Les plus pessimistes d'entre nous disent souvent que deux choses sont inéluctables dans la vie: les impôts et la mort. A défaut de trouver le remède à cette dernière, Donald Trump a décidé de s'attaquer aux impôts à travers son Big and Beautiful Bill. Ce projet de loi (1117 pages!) regroupe l'essentiel des priorités présentées dans son programme et menace de creuser un peu plus le déficit et de faire encore gonfler la dette publique.
Il aura fallu l'amicale pression du président sur son propre parti ainsi que la confirmation de l'adage des plus pessimistes1 pour que ce projet de loi soit voté par la Chambre des représentants à une voix près (215 contre 214). Après ce vote obtenu à l'arrachée direction le Sénat, avec comme objectif la ratification avant la date symbolique du 4 juillet.

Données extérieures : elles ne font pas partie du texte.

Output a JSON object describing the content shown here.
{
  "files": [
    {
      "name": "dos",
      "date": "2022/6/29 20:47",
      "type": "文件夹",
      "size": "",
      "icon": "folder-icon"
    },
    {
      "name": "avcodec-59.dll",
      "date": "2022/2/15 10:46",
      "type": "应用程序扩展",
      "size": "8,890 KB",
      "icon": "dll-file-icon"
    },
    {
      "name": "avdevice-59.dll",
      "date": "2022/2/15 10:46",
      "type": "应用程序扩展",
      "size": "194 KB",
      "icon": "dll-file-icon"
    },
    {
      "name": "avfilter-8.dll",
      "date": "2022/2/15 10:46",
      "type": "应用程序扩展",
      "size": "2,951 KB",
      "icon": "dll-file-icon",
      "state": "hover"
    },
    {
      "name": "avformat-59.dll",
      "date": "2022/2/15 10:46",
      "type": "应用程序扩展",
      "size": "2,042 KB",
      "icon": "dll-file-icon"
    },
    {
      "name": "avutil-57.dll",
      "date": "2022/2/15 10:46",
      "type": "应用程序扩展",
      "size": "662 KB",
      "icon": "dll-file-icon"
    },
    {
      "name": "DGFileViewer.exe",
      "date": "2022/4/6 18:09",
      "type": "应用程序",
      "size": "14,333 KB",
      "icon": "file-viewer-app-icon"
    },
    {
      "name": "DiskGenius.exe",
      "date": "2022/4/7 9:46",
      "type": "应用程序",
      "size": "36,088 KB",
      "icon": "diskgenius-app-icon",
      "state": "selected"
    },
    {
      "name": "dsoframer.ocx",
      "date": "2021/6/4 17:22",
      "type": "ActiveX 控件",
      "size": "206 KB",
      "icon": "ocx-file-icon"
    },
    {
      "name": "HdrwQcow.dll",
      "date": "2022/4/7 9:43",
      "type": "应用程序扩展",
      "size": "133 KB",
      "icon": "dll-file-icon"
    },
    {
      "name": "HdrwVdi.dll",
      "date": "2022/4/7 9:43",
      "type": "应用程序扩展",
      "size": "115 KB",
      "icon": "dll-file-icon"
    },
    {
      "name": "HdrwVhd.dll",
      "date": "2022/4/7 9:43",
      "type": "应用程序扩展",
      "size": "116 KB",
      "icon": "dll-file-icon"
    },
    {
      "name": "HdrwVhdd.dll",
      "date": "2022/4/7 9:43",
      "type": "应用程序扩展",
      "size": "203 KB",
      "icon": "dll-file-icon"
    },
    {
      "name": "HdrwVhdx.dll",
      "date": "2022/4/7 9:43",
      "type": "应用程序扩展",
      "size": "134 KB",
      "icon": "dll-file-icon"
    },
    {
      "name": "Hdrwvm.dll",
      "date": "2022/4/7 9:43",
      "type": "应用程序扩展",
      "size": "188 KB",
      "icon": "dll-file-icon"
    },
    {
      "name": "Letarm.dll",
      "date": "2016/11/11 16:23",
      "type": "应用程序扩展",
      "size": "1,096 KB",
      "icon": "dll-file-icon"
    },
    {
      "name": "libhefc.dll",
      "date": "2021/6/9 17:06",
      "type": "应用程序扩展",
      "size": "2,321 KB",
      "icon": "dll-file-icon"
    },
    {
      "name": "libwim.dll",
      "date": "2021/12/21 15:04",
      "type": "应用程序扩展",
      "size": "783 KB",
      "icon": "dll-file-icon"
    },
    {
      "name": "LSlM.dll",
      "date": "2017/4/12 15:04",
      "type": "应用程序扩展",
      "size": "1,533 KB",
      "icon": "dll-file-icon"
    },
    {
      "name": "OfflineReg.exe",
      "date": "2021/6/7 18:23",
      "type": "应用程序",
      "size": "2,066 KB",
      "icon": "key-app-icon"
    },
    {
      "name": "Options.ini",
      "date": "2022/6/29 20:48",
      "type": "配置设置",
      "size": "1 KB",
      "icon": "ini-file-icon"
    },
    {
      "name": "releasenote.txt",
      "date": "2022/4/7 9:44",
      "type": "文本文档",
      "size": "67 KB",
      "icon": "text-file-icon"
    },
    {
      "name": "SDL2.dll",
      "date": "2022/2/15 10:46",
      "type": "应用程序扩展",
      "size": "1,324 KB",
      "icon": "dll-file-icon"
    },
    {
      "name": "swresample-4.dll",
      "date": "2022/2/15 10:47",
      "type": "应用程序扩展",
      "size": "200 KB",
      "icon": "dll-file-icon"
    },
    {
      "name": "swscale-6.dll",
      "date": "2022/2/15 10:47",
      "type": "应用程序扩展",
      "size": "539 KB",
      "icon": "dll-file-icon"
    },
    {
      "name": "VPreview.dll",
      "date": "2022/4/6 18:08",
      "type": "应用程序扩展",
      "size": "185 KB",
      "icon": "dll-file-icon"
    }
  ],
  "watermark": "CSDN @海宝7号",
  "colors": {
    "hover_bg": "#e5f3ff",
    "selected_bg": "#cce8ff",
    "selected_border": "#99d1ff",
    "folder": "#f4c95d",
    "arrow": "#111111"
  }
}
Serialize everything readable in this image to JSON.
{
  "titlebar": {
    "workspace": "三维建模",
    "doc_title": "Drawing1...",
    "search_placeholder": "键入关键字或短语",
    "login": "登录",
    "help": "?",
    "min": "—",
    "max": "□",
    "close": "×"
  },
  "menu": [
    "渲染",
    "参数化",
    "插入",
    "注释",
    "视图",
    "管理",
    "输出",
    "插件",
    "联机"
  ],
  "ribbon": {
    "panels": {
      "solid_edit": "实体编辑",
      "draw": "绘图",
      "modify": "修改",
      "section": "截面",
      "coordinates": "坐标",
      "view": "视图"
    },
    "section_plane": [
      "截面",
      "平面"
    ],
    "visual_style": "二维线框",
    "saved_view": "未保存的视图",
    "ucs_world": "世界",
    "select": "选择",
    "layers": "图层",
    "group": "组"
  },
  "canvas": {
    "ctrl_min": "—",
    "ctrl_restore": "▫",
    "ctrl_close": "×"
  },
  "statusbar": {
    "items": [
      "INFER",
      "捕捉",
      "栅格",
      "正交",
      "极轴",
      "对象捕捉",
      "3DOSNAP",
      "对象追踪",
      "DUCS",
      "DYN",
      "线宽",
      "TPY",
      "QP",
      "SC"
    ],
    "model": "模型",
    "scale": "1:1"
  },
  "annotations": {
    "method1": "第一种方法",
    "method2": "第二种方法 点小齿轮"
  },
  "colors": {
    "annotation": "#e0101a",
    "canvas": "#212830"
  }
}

Les marchés face à l’abîme budgétaire
Hasard du calendrier, Moody's a décidé dans le même temps d’abaisser la note souveraine des Etats-Unis de AAA à AA1, tablant désormais sur un déficit à 9% du PIB d'ici 10 ans contre 6,4% en 2024. Pour rappel S&P l'avait précédé en 2011 et Fitch en 2023. La réaction des marchés du type travel and arrive le jour de l'annonce laisse à penser que cette décision était largement attendue: les rendements des obligations d'Etat à 10 et 30 ans ont terminé en baisse la séance après un mouvement initial de hausse.
Sans réelle surprise, la hausse des rendements obligataires américains sur les échéances longues va de pair avec la reconstitution de la prime de terme.
Mais si la dégradation de Moody's a fait pschitt, c'est surtout parce que l'anxiété fiscale a touché les marchés bien en amont de cette décision. Si l’on en croit le CRFB2, l'extension des crédits d'impôts datant de 2017 (Tax Cuts & Jobs Act) associée aux nouveaux allègements devraient avoir un coût compris entre 3,3 et 5,2 trillions de dollars sur 10 ans en fonction du caractère transitoire ou permanent de certaines mesures. Résultat: une grève des achats de la part des investisseurs internationaux en 2025, une adjudication en demi-teinte fin mai faisant repasser le 30 ans américain au-dessus de la barre psychologique des 5% et l’obligation Microsoft 2027 traite désormais avec un spread négatif par rapport à l’obligation d’Etat américaine de même échéance. Même le FMI s'est fendu d'une intervention médiatique pour appeler à la réduction du déficit budgétaire américain.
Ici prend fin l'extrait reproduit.